Kant also distinguishes between the expressing of ones opinions and acting on those opinions. He uses an example of a clergyman at the church. The clergyman is appointed to teach the principles laid down by the church, so he must teach them as it is. However he can point out constructive criticisms, which can then be reviewed by his seniors. Therefore Kant points out that one cannot achieve enlightenment without following the laws of the society, he has to obey the laws but at the same time he should have the courage to criticize what he thinks is wrong or should be changed. So for Kant any society that does not obey the laws cannot achieve enlightenment.
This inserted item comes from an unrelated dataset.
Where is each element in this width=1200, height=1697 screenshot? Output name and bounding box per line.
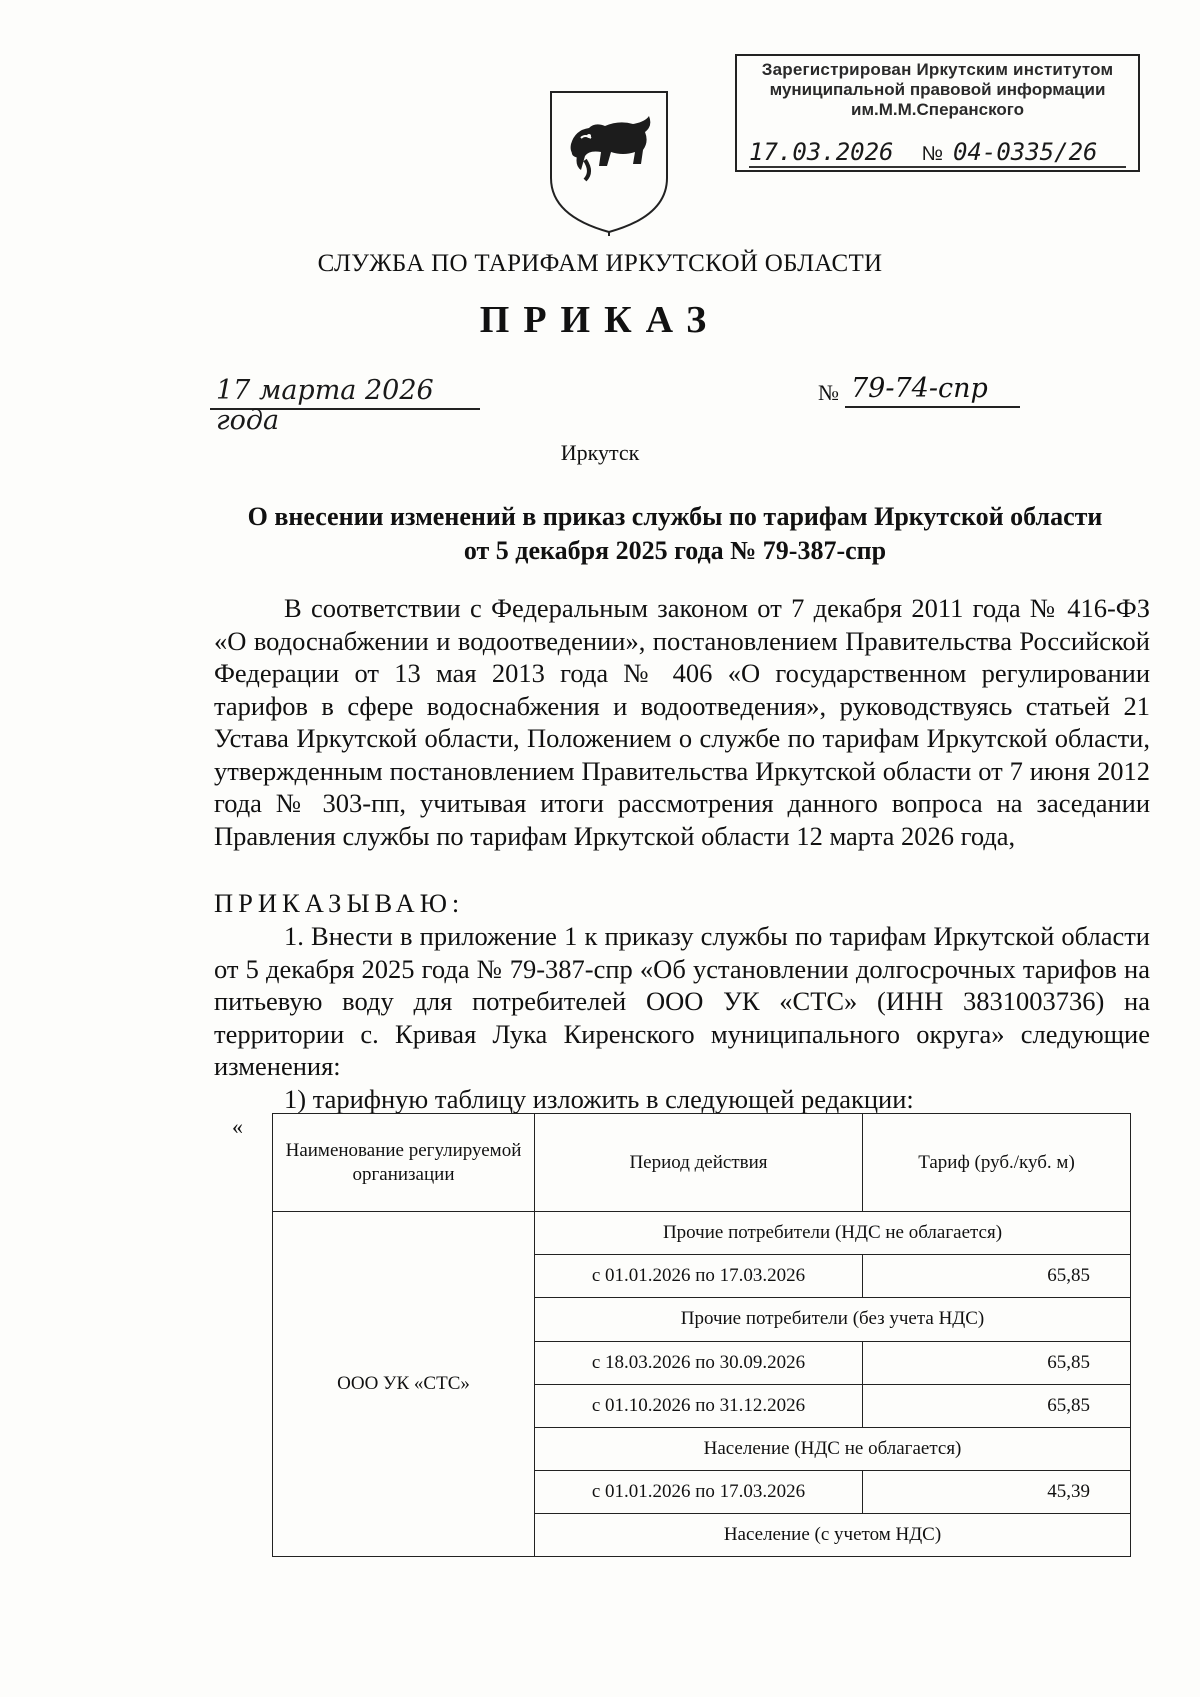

From this Kant leads to the notion of how a monarch lacks the power to declare anything upon his people which they would not declare upon themselves, arguing that the power held by a leader is authority that can only be given by the people, not taken from them. He then explains the powers and duties that should be expected from an enlightened monarch living in an enlightened age before asking whether we live in an enlightened age. Surprisingly, his answer is no, with the warning that “we do live in an age of enlightenment.” Kant clarifies that much is still lacking in terms of enlightenment, but the suggestions are a forward progression toward enlightenment as represented by the iconic figure of the enlightened monarch of the day- King Frederick II of Prussia.

Kant concludes his essay by criticizing individuals who reject the pursuit of enlightenment by arguing that in doing so they unfavorably impact the enlightenment of all. Indeed, enlightenment is superior of the individual; the freedom to act grows exponentially with the achieving of enlightenment. Once achieved, it reproduces itself in the freedom to act without fear or cowardice which keeps one unenlightened.